Friday, April 24, 2020

Retro Rewind: Gun Crazy (1950) Warner Archives

Retro Rewind: Gun Crazy (1950) Warner Archives Released May 2018

Directed By: Joseph Lewis

Starring: John Dall, Peggy Cummins, Anabel Shaw, Russ Tamblyn



Retro Rewind is a segment in which I highlight older releases that deserve a spotlight! This week we look at a Noir classic Gun Crazy from 1950.

   Co-written by legendary black listed screenwriter Dalton Trumbo, Gun Crazy tells the story of Bart (John Dall) a sharpshooter who gets mixed up with a trick shot femme fatale named Annie (Peggy Cummins) after seeing her perform one night at the carnival. Flash forward Bart gets a job with the circus and despite warnings ends up running away with her. But, like any good Noir Annie leads the young man down a crime riddled path of robbing and later worse. When most casual film fans think of Film-Noir they typically conjure up images of the hard-boiled detective ala Philip Marlowe, though the post War movement is much more than just whodunits. Make no mistake this is classic crime thrillers and it has the polish of great screenwriting and stellar direction. What I think sets this film apart from the others is Trumbo and Kantor take the time to give good guy Bart a backstory which pays off nicely in the films white-knuckle finale. And while I do love a good mysterious character, especially in these kinds of films I love how Dall's character is given some depth. Its very much like watching a sinking ship as Bart gets deeper and deeper into this life of crime. Director Joseph Lewis really crafts some great scenes of pure tension as well as some truly engaging action that you cannot help but get caught up in. And to its credit Gun Crazy clips away at a feverish pace at times and even its down-moments are anything but boring since its a character study.
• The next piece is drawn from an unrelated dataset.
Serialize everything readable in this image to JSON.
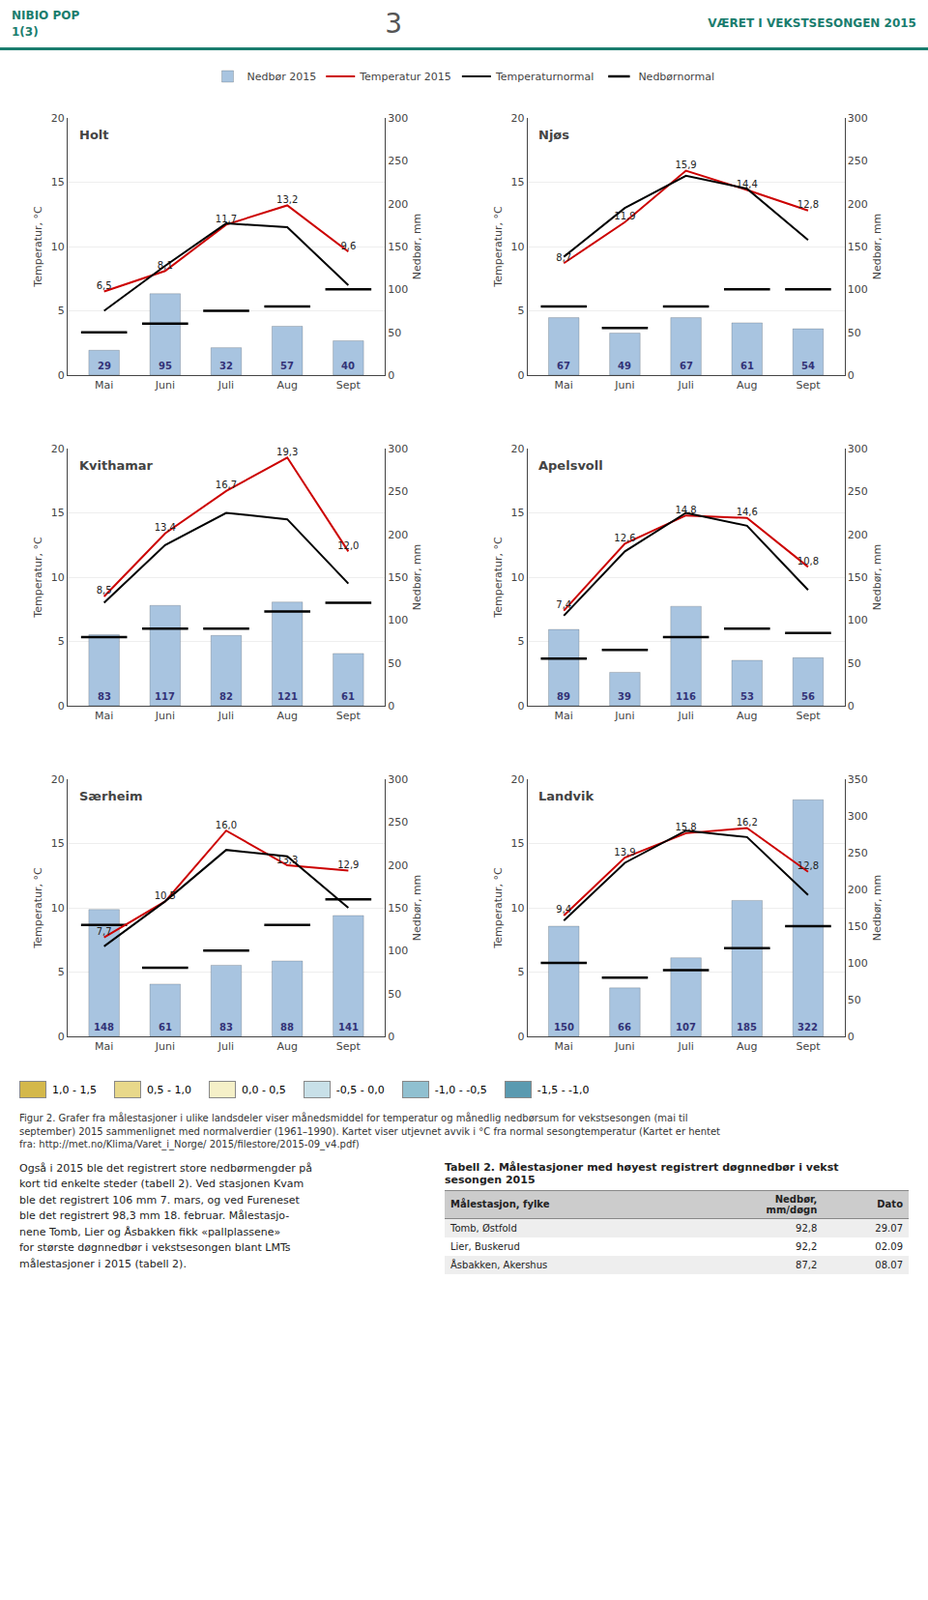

    Cinematographer Russell Harlan gives this film a wonderful moody and rich look that screams Noir. Harlan is probably best remembered for his fantastic job on To Kill a Mockingbird (1962) and Witness for the Prosecution (1957). Anchoring out the film is wonderful performances by the lovely and very talented Peggy Cummins (Night of the Demon) and John Dall which film fans will recall in Hitchcocks Rope (1948). Dall plays up his sweet naive nature while Cummins explodes with devilish sex appeal with the face of an angel.  Gun Crazy is a film I feel doesn't get nearly get the attention it deserves. Its a fast paced, character driven and moody crime thriller anchored by stellar performances.

Warner Archive had commissioned a new print utilizing original film elements. It really looks incredible with all the dirt and artifacts scrubbed out. What we are left with is a crisp, clear film that showcases its blistering mood by photographer Russell Harlan. The sound is great as well with a 2.0 mono track. The features include a new commentary by historian Glenn Erickson which is lively and engrossing. A worth while listen for fans of this film. The crown jewel of this disc has got to be the feature length documentary Film Noir: Bringing Darkness to Light (2006). Its a great documentary and perfect for those film buffs looking to explore Noir in more depth. It has great new interviews and archived interviews with scholars, actors and other notables. Its a very engaging watch.

Should be considered a must-own for Noir lovers.